Il ne fallait pas attendre bien longtemps pour voir les grandes signatures de l’architecture se manifester pour la reconstruction de Notre-Dame. C’est un peu comme Le Corbusier sous les bombes de la débâcle en 1940 qui rêvait du réaménagement de la France.
Au-delà des Anciens et des Modernes, je note l’intérêt évident de « touristifier » la toiture du bâtiment en en faisant un point d’attraction, alors que la charpente avait surtout l’objectif de porter la très lourde toiture en plomb. Là où seuls les artisans et ceux qui ont entretenu « la forêt » étaient présents sous l’œil de Dieu, on va convoquer les foules.
La transparence s’impose dans notre modernité, comme pour la coupole du Reichstag, à un moment où le Ciel lui-même est devenu bien transparent. Pourquoi alors ne pas faire monter la Terre au Ciel ? diront certains, avec l’engazonnement des toitures, ou faire pousser une forêt, cette fois au sens propre dans les combles de l’édifice. A mon avis, un peu déplacé. Pourquoi ne pas imaginer une biblique arche de Noé ? Sans doute un peu étroit pour accueillir toutes les espèces menacées de disparition.

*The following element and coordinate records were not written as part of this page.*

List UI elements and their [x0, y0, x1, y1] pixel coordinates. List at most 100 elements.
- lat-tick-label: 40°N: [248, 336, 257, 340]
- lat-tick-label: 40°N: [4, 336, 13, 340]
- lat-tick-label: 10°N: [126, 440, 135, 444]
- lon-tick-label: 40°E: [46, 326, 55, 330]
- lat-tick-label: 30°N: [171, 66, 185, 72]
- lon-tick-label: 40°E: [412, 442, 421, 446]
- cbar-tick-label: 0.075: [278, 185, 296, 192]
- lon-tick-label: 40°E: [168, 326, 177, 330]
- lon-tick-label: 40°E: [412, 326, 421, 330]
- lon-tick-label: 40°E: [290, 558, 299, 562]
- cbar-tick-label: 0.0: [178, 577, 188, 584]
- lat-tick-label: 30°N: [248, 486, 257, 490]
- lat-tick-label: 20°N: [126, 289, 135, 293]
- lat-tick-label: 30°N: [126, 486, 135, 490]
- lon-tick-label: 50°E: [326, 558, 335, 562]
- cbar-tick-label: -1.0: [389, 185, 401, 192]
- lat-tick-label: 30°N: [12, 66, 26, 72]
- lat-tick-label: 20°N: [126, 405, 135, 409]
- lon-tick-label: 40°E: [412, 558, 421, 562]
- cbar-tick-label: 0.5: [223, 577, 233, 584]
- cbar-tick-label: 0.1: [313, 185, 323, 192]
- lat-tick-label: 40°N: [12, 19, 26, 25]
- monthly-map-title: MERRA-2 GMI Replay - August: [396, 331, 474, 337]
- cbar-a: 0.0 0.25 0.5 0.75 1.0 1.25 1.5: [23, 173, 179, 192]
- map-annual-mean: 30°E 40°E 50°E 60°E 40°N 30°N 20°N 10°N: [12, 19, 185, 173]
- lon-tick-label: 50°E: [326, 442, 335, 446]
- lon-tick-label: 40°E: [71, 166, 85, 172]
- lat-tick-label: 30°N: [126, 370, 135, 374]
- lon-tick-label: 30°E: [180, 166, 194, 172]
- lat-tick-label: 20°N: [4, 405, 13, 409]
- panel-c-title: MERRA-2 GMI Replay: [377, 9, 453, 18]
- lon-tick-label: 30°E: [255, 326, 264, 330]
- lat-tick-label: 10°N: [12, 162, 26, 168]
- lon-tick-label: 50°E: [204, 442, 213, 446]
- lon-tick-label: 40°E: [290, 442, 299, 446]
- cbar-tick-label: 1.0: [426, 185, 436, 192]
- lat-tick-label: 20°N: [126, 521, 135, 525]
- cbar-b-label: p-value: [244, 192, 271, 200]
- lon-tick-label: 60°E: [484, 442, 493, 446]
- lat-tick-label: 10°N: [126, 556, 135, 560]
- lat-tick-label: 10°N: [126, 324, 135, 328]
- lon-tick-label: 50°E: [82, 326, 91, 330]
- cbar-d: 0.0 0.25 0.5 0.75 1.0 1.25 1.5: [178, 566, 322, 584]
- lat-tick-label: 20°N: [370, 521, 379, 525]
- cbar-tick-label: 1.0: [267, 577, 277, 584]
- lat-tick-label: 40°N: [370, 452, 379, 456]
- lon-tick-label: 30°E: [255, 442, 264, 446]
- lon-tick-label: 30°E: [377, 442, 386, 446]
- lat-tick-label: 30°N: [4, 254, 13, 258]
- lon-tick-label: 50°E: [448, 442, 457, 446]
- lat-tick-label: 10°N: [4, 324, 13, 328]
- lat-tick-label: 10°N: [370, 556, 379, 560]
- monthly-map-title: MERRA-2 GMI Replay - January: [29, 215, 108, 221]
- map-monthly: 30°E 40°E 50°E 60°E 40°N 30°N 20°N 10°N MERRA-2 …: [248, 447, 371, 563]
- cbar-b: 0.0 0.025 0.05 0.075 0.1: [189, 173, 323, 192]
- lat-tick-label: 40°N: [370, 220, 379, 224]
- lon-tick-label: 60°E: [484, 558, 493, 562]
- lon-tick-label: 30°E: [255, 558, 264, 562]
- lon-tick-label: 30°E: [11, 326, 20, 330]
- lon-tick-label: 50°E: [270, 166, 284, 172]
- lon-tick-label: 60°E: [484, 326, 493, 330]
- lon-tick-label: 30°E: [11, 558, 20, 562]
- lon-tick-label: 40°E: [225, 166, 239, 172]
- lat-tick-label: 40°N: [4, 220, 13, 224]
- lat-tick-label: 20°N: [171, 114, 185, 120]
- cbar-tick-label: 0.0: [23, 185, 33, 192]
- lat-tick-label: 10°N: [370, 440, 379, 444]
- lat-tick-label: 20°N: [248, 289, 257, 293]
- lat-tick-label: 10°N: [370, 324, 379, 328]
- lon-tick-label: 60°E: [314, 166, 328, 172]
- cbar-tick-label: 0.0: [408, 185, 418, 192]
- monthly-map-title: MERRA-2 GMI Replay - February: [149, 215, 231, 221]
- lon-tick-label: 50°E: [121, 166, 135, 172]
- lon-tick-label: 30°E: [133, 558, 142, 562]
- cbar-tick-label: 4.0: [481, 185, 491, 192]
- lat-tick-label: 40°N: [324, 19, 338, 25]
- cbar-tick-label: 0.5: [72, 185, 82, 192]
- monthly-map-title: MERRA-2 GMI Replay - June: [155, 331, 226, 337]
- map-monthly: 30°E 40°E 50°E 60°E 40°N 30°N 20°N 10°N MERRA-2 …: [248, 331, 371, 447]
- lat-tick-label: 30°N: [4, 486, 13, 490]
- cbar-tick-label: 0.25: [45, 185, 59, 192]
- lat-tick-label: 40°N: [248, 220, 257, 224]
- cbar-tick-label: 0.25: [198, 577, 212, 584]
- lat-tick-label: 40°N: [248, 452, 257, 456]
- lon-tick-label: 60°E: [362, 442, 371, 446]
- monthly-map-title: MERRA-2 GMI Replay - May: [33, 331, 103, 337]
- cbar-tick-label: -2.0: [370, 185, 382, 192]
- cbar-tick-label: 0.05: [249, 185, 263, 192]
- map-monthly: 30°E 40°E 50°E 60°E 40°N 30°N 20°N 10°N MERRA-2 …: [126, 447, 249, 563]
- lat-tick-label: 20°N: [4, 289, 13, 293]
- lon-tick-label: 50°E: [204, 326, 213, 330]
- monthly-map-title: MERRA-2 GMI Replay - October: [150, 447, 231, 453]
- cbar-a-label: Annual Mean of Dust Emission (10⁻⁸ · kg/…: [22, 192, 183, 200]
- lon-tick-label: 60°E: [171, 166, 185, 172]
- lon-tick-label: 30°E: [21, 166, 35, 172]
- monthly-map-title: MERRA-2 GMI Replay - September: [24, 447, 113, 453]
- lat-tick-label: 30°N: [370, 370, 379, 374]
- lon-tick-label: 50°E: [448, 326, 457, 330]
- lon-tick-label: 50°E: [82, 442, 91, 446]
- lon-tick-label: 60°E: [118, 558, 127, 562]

Dans les symboles, le choix collectif ou présidentiel de la reconstruction va être intéressant : va-t-on déifier l’Histoire, la Technique, l’Environnement … le Touriste ? Quelle place alors pour le Religieux, même si c’est bien l’Etat laïc qui est aux commandes et qui risque de faire peu de cas de la théologie, sinon la sienne ?
La transparence est bien la clé de ce XXIème siècle débutant, pas étonnant qu’il s’invite dans les hauts lieux de notre patrimoine : un plaisir scopique et un programme politique, voire technologique avec l’ouverture des données publiques et personnelles.
Mais peut-on opposer transparence et consistance ? Ce serait trop simple. Le débat qui s’ouvre après les porte-monnaie va s’avérer passionnant et révélateur.